Eventos

Ceapac: cirurgia inédita no Oeste para correção de anomalia craniana proporciona nova vida para crianças

Especialistas do HUOP e de outras instituições realizaram o mutirão de cirurgias, um avanço na medicina local com alcance internacional

Cinco crianças, com três tipos de malformação craniana diferentes, tiveram a oportunidade de iniciar uma nova vida após terem sido submetidas a uma cirurgia de alta complexidade no Hospital Universitário do Oeste do Paraná (Huop). O procedimento é indicado para a correção de anomalia no crânio, chamada de cranioestenose, uma condição rara que causa pressão no cérebro e pode ocasionar déficit motor, crises convulsivas e sequelas em longo prazo. 

O mutirão de cirurgias para correção de anomalia craniana foi o primeiro dessa magnitude realizado em Cascavel e região, o que representa um grande avanço para a medicina local. A iniciativa do Centro de Atenção e Pesquisa em Anomalias Craniofaciais (Ceapac) contou com o suporte técnico de vários especialistas do HUOP e também de outras instituições. 

Medicina, tecnologia, profissionalismo e solidariedade foram fundamentais para o sucesso do mutirão. Com a programação, os pacientes tiveram um tempo de duração de cirurgia menor e ótima resposta pós-operatória, recebendo alta hospitalar precoce.

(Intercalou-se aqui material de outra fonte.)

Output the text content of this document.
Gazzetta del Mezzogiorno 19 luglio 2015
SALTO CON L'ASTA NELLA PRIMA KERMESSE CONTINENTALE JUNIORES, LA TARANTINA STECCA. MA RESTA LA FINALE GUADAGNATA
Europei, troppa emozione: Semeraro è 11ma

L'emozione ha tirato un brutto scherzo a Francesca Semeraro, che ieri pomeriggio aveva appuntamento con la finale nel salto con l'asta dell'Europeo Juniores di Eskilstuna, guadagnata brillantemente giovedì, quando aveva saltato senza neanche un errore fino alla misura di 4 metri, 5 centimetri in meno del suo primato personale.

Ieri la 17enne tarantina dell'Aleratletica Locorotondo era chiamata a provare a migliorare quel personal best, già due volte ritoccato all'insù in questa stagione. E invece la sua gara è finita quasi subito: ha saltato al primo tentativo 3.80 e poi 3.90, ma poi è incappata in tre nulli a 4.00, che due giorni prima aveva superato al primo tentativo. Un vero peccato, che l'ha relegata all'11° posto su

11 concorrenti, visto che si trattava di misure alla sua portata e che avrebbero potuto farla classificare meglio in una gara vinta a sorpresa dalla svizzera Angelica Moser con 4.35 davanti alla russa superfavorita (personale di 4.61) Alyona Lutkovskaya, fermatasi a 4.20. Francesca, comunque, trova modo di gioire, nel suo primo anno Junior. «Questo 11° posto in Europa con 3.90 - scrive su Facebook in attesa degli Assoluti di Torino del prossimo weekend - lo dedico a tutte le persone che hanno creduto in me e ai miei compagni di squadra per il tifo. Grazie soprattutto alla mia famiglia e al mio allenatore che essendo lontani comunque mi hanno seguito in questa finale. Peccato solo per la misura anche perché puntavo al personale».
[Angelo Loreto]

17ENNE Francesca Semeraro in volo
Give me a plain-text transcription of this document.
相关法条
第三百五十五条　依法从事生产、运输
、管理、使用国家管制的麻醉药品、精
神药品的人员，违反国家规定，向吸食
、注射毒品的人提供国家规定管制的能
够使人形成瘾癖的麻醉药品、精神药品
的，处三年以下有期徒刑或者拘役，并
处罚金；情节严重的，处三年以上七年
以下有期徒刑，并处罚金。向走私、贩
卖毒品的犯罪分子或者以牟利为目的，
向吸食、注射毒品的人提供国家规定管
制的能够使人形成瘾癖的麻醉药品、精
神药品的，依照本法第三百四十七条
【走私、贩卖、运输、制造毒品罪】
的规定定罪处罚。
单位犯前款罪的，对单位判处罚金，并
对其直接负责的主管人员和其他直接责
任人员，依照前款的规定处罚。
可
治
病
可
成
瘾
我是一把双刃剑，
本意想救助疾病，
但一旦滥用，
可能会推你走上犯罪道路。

Thomas Lucca Leite Chaves foi uma das crianças que aguardava a cirurgia e passou pelo procedimento. A mãe, Isabelle Carolina Leite Chaves, conta que ficou apreensiva, mas sabia que mudaria a vida de Thomas. “Fiquei nervosa ao saber que tinha chegado o momento de fazer a cirurgia, mas ao mesmo tempo aliviada, foi para o bem dele”, revela a mãe.

A equipe interdisciplinar estava comprometida com os mesmos objetivos: trocar conhecimentos, conduzir os procedimentos com o máximo de precisão e, acima de tudo, melhorar a qualidade de vida das crianças selecionadas pelo projeto. 

 

Dra. Giselle Coelho, neurocirurgiã do Hospital Infantil Sabará e diretora científica do Instituto Educsin, em São Paulo

O Instituto Educsin é o nosso grande apoiador na realização dos projetos de planejamento pré-operatório com simuladores virtuais e simuladores físicos. Trabalhamos há cinco anos com essa iniciativa. Em São Paulo, por exemplo, já foram atendidas mais de 35 crianças com cranioestenose, pacientes do SUS, beneficiados por meio de planejamento e técnica de impressão tridimensional. 

Eu sou neurocirurgiã há dez anos, médica há quinze anos. O bebê simulador que eu desenvolvi no passado serve para treinar hidrocefalia e um tipo específico de cranioestenose, sendo que, atualmente, já faz parte de alguns cursos e publicações bem importantes internacionalmente.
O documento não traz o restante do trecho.